Multiple Bandwidth Connections – Servers housed locally in a company’s office are usually tied into the Internet connection that’s also used by the employees for day to day Internet surfing and tasks. Not only can this cause congestion when outside users or clients are accessing the in-house servers, if there’s a problem with the Internet connection itself it will affect the uptime of those servers. Having multiple Internet bandwidth backbone providers into a data center helps to not only alleviate congestion and performance issues, it also helps to improve overall uptime in the event of a carrier problem.

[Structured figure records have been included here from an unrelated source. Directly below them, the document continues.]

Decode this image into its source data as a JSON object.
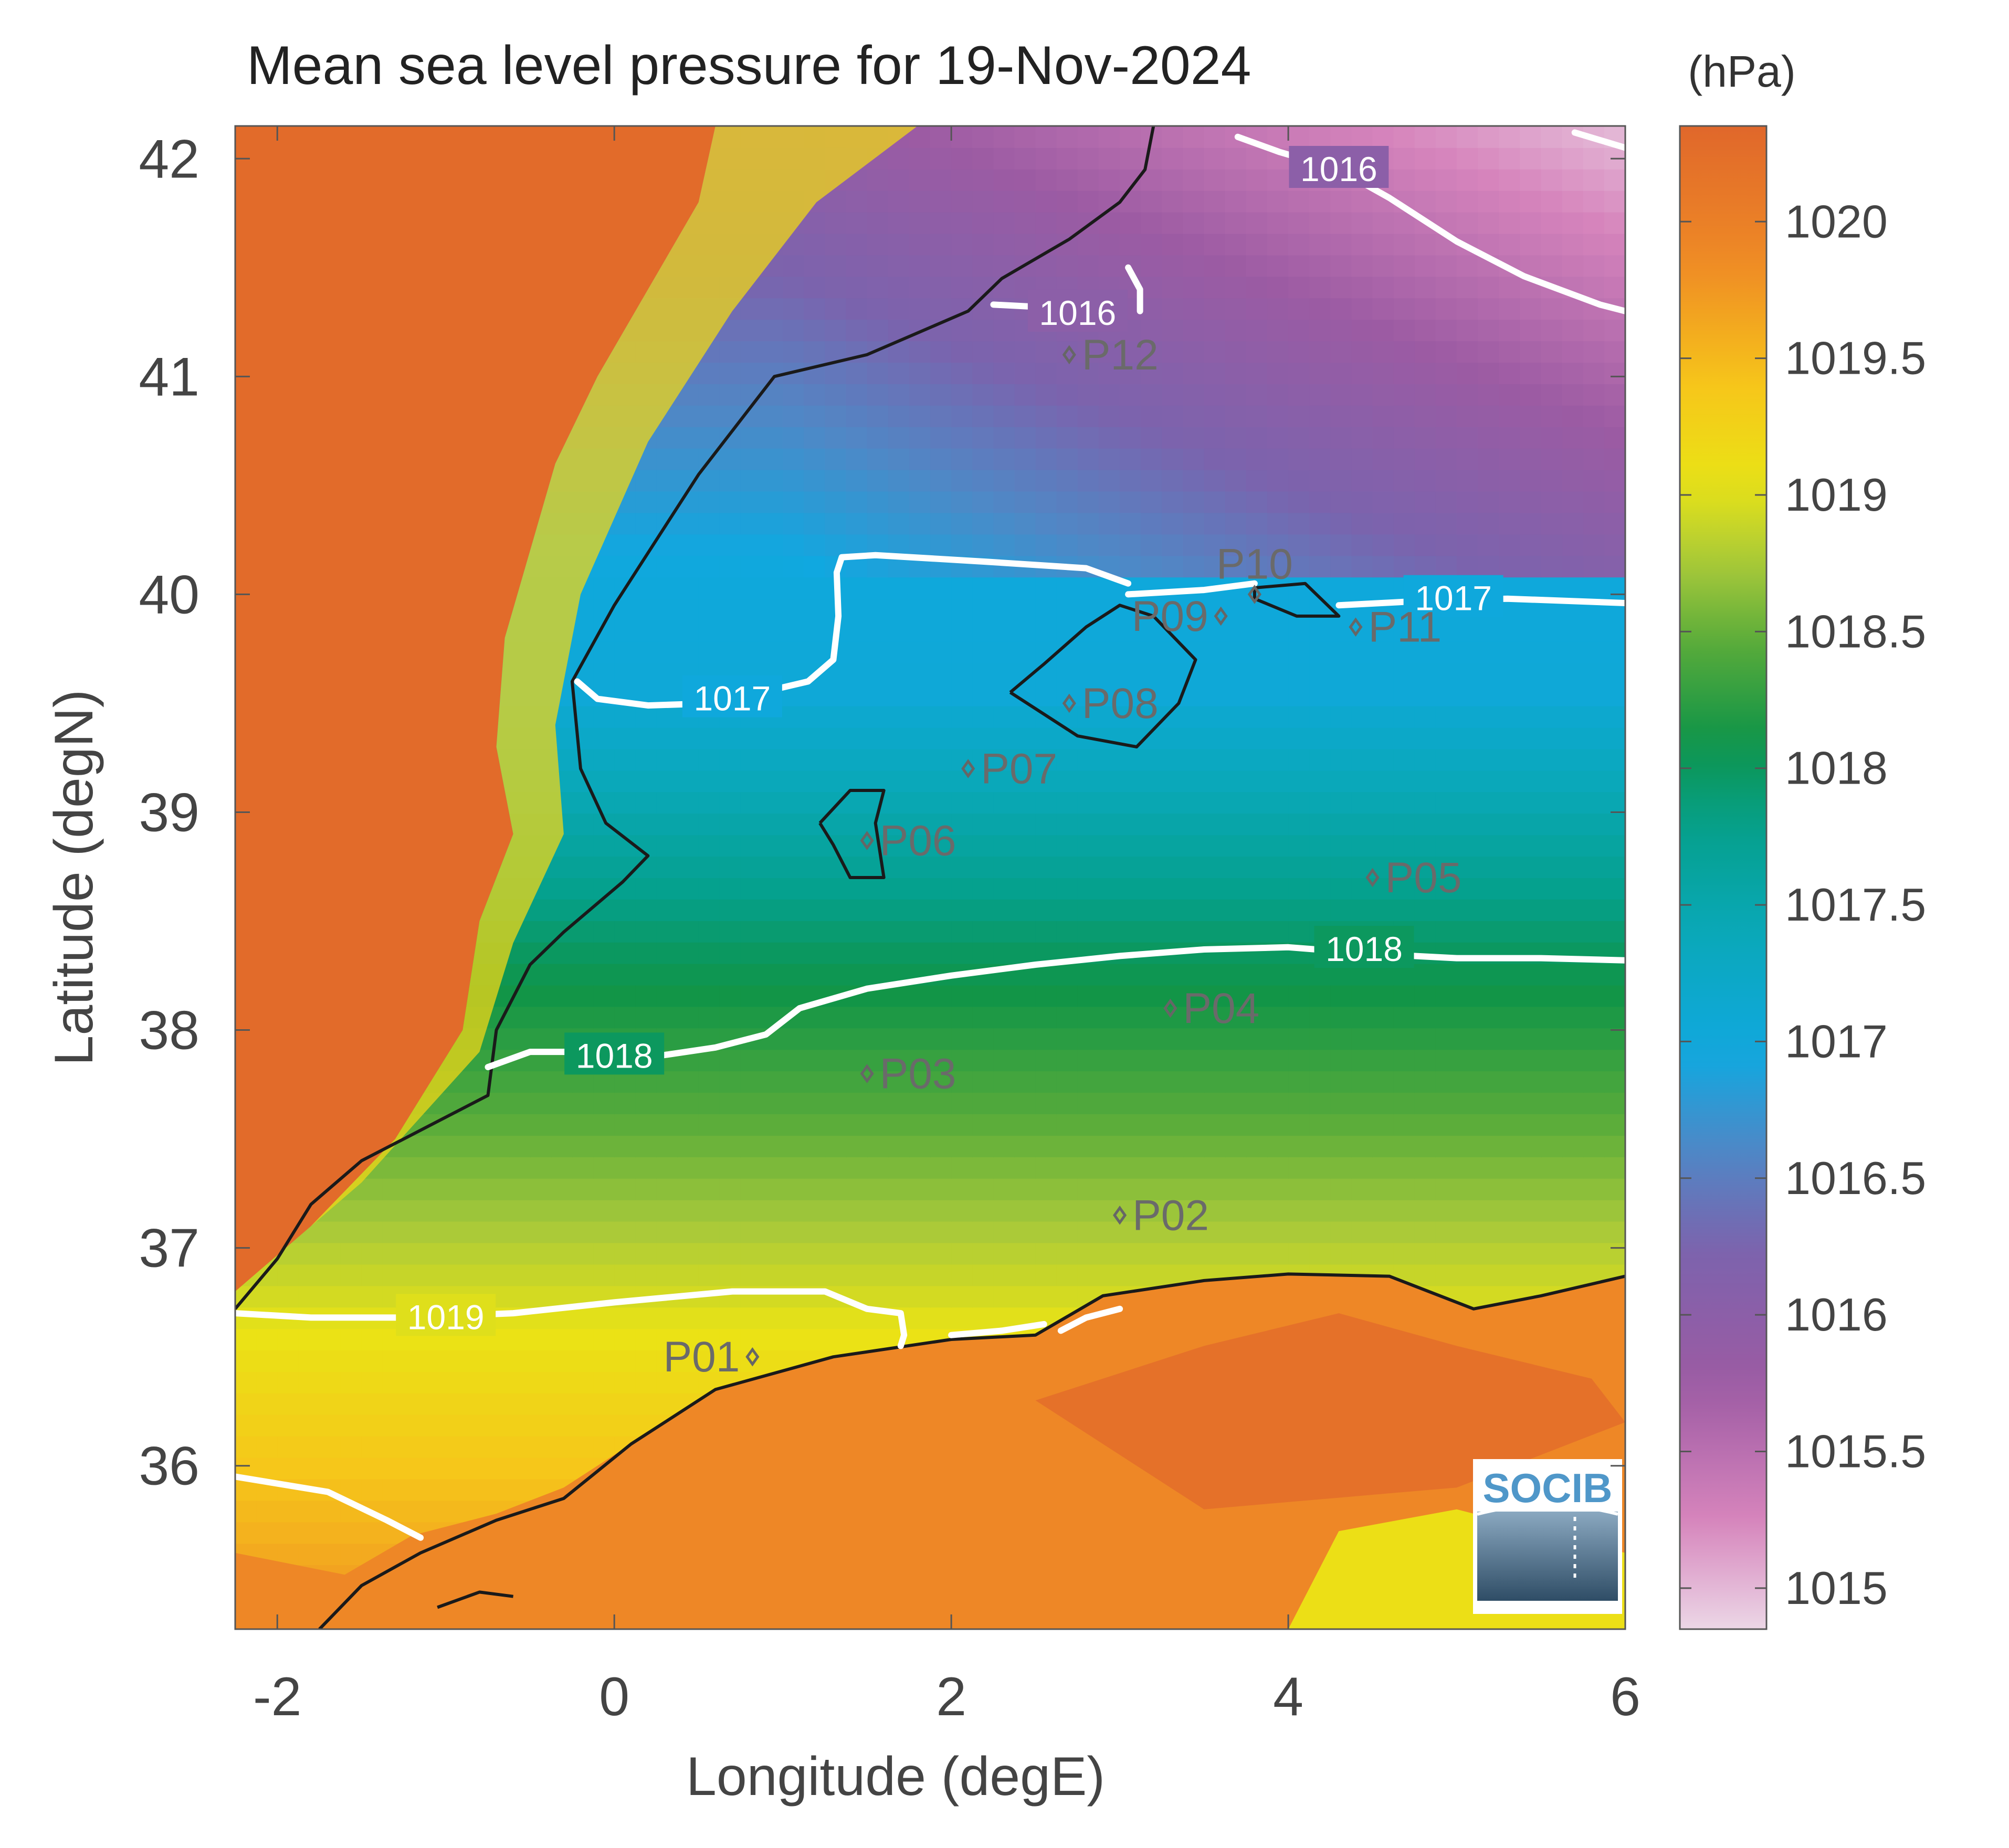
{
  "map": {
    "title": "Mean sea level pressure for 19-Nov-2024",
    "xlabel": "Longitude (degE)",
    "ylabel": "Latitude (degN)",
    "xlim": [
      -2.25,
      6
    ],
    "ylim": [
      35.25,
      42.15
    ],
    "xticks": [
      -2,
      0,
      2,
      4,
      6
    ],
    "xtick_labels": [
      "-2",
      "0",
      "2",
      "4",
      "6"
    ],
    "yticks": [
      36,
      37,
      38,
      39,
      40,
      41,
      42
    ],
    "ytick_labels": [
      "36",
      "37",
      "38",
      "39",
      "40",
      "41",
      "42"
    ],
    "logo_text": "SOCIB"
  },
  "colorbar": {
    "unit": "(hPa)",
    "range": [
      1014.85,
      1020.35
    ],
    "ticks": [
      1015,
      1015.5,
      1016,
      1016.5,
      1017,
      1017.5,
      1018,
      1018.5,
      1019,
      1019.5,
      1020
    ],
    "tick_labels": [
      "1015",
      "1015.5",
      "1016",
      "1016.5",
      "1017",
      "1017.5",
      "1018",
      "1018.5",
      "1019",
      "1019.5",
      "1020"
    ],
    "colormap": [
      [
        1014.85,
        "#ecd7e6"
      ],
      [
        1015.25,
        "#d684bc"
      ],
      [
        1015.75,
        "#9c5ba3"
      ],
      [
        1016.25,
        "#7b63ad"
      ],
      [
        1016.6,
        "#4f88c6"
      ],
      [
        1016.95,
        "#10a8e0"
      ],
      [
        1017.4,
        "#0aa8b8"
      ],
      [
        1017.8,
        "#05a08a"
      ],
      [
        1018.1,
        "#0f9448"
      ],
      [
        1018.45,
        "#57ab3a"
      ],
      [
        1018.75,
        "#a8c93a"
      ],
      [
        1019.05,
        "#eae315"
      ],
      [
        1019.4,
        "#f6c61a"
      ],
      [
        1019.85,
        "#ef8a25"
      ],
      [
        1020.35,
        "#e0672b"
      ]
    ]
  },
  "chart_data": {
    "type": "heatmap",
    "variable": "Mean sea level pressure",
    "date": "19-Nov-2024",
    "unit": "hPa",
    "contours": [
      {
        "level": 1016,
        "label": "1016",
        "lines": [
          [
            [
              2.25,
              41.33
            ],
            [
              2.5,
              41.32
            ],
            [
              2.75,
              41.3
            ]
          ],
          [
            [
              3.05,
              41.5
            ],
            [
              3.12,
              41.4
            ],
            [
              3.12,
              41.3
            ]
          ],
          [
            [
              3.7,
              42.1
            ],
            [
              3.95,
              42.03
            ],
            [
              4.3,
              41.95
            ],
            [
              4.6,
              41.82
            ],
            [
              5.0,
              41.62
            ],
            [
              5.4,
              41.46
            ],
            [
              5.85,
              41.33
            ],
            [
              6.0,
              41.3
            ]
          ],
          [
            [
              5.7,
              42.12
            ],
            [
              6.0,
              42.05
            ]
          ]
        ],
        "label_pos": [
          [
            2.75,
            41.29
          ],
          [
            4.3,
            41.95
          ]
        ]
      },
      {
        "level": 1017,
        "label": "1017",
        "lines": [
          [
            [
              -0.22,
              39.6
            ],
            [
              -0.1,
              39.52
            ],
            [
              0.2,
              39.49
            ],
            [
              0.6,
              39.5
            ],
            [
              1.15,
              39.6
            ],
            [
              1.3,
              39.7
            ],
            [
              1.33,
              39.9
            ],
            [
              1.32,
              40.1
            ],
            [
              1.35,
              40.17
            ],
            [
              1.55,
              40.18
            ],
            [
              2.2,
              40.15
            ],
            [
              2.8,
              40.12
            ],
            [
              3.05,
              40.05
            ]
          ],
          [
            [
              3.05,
              40.0
            ],
            [
              3.5,
              40.02
            ],
            [
              3.8,
              40.05
            ]
          ],
          [
            [
              4.3,
              39.95
            ],
            [
              4.8,
              39.97
            ],
            [
              5.3,
              39.98
            ],
            [
              6.0,
              39.96
            ]
          ]
        ],
        "label_pos": [
          [
            0.7,
            39.52
          ],
          [
            4.98,
            39.98
          ]
        ]
      },
      {
        "level": 1018,
        "label": "1018",
        "lines": [
          [
            [
              -0.75,
              37.83
            ],
            [
              -0.5,
              37.9
            ],
            [
              -0.2,
              37.9
            ],
            [
              0.25,
              37.88
            ],
            [
              0.6,
              37.92
            ],
            [
              0.9,
              37.98
            ],
            [
              1.1,
              38.1
            ],
            [
              1.5,
              38.19
            ],
            [
              2.0,
              38.25
            ],
            [
              2.5,
              38.3
            ],
            [
              3.0,
              38.34
            ],
            [
              3.5,
              38.37
            ],
            [
              4.0,
              38.38
            ],
            [
              4.5,
              38.35
            ],
            [
              5.0,
              38.33
            ],
            [
              5.5,
              38.33
            ],
            [
              6.0,
              38.32
            ]
          ]
        ],
        "label_pos": [
          [
            0.0,
            37.88
          ],
          [
            4.45,
            38.37
          ]
        ]
      },
      {
        "level": 1019,
        "label": "1019",
        "lines": [
          [
            [
              -2.25,
              36.7
            ],
            [
              -1.8,
              36.68
            ],
            [
              -1.2,
              36.68
            ],
            [
              -0.6,
              36.7
            ],
            [
              0.0,
              36.75
            ],
            [
              0.7,
              36.8
            ],
            [
              1.25,
              36.8
            ],
            [
              1.5,
              36.72
            ],
            [
              1.7,
              36.7
            ],
            [
              1.72,
              36.6
            ],
            [
              1.7,
              36.55
            ]
          ],
          [
            [
              2.0,
              36.6
            ],
            [
              2.3,
              36.62
            ],
            [
              2.55,
              36.65
            ]
          ],
          [
            [
              2.65,
              36.62
            ],
            [
              2.8,
              36.68
            ],
            [
              3.0,
              36.72
            ]
          ]
        ],
        "label_pos": [
          [
            -1.0,
            36.68
          ]
        ]
      },
      {
        "level": 1020,
        "label": "",
        "lines": [
          [
            [
              -2.25,
              35.95
            ],
            [
              -1.7,
              35.88
            ],
            [
              -1.35,
              35.75
            ],
            [
              -1.15,
              35.67
            ]
          ]
        ],
        "label_pos": []
      }
    ],
    "points": [
      {
        "name": "P01",
        "lon": 0.82,
        "lat": 36.5,
        "label_side": "left"
      },
      {
        "name": "P02",
        "lon": 3.0,
        "lat": 37.15,
        "label_side": "right"
      },
      {
        "name": "P03",
        "lon": 1.5,
        "lat": 37.8,
        "label_side": "right"
      },
      {
        "name": "P04",
        "lon": 3.3,
        "lat": 38.1,
        "label_side": "right"
      },
      {
        "name": "P05",
        "lon": 4.5,
        "lat": 38.7,
        "label_side": "right"
      },
      {
        "name": "P06",
        "lon": 1.5,
        "lat": 38.87,
        "label_side": "right"
      },
      {
        "name": "P07",
        "lon": 2.1,
        "lat": 39.2,
        "label_side": "right"
      },
      {
        "name": "P08",
        "lon": 2.7,
        "lat": 39.5,
        "label_side": "right"
      },
      {
        "name": "P09",
        "lon": 3.6,
        "lat": 39.9,
        "label_side": "left"
      },
      {
        "name": "P10",
        "lon": 3.8,
        "lat": 40.0,
        "label_side": "above"
      },
      {
        "name": "P11",
        "lon": 4.4,
        "lat": 39.85,
        "label_side": "right"
      },
      {
        "name": "P12",
        "lon": 2.7,
        "lat": 41.1,
        "label_side": "right"
      }
    ]
  }
}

Providing as much redundancy into your cloud is critical to maintaining uptime for your data and users.

Upgrading Easily – When you control all of the hardware your data is stored on, you know that you have full control over the performance you will need to deliver that data. If and when your hardware needs to be upgraded, swapping out hard drives, adding RAM, or even installing a new appliance will provide guaranteed results because YOU are the one providing that hardware. There are no concerns over whether or not the platform your data is on is out of date, or if the hardware has been used and abused. YOU have full control over how your data is being backed up, and there’s no reliance on someone else’s word that it’s being done. For many clients, this aspect of setting up a private cloud is the primary reason they opt to place their servers in a data center.

Hosting your data and services in the cloud is a highly productive and lower cost way to provide services to both your employees and clients, and creating your own private cloud goes one step further (ok… more than a few steps further!) to ensuring your data and infrastructure are well taken care of. Colocating your servers in a data center to create that private cloud will reduce your operating expenses in addition to providing better performance.

If your company still maintains a number of servers onsite, consider building your own private cloud, and keep full 100% control over your data and the hardware it resides on.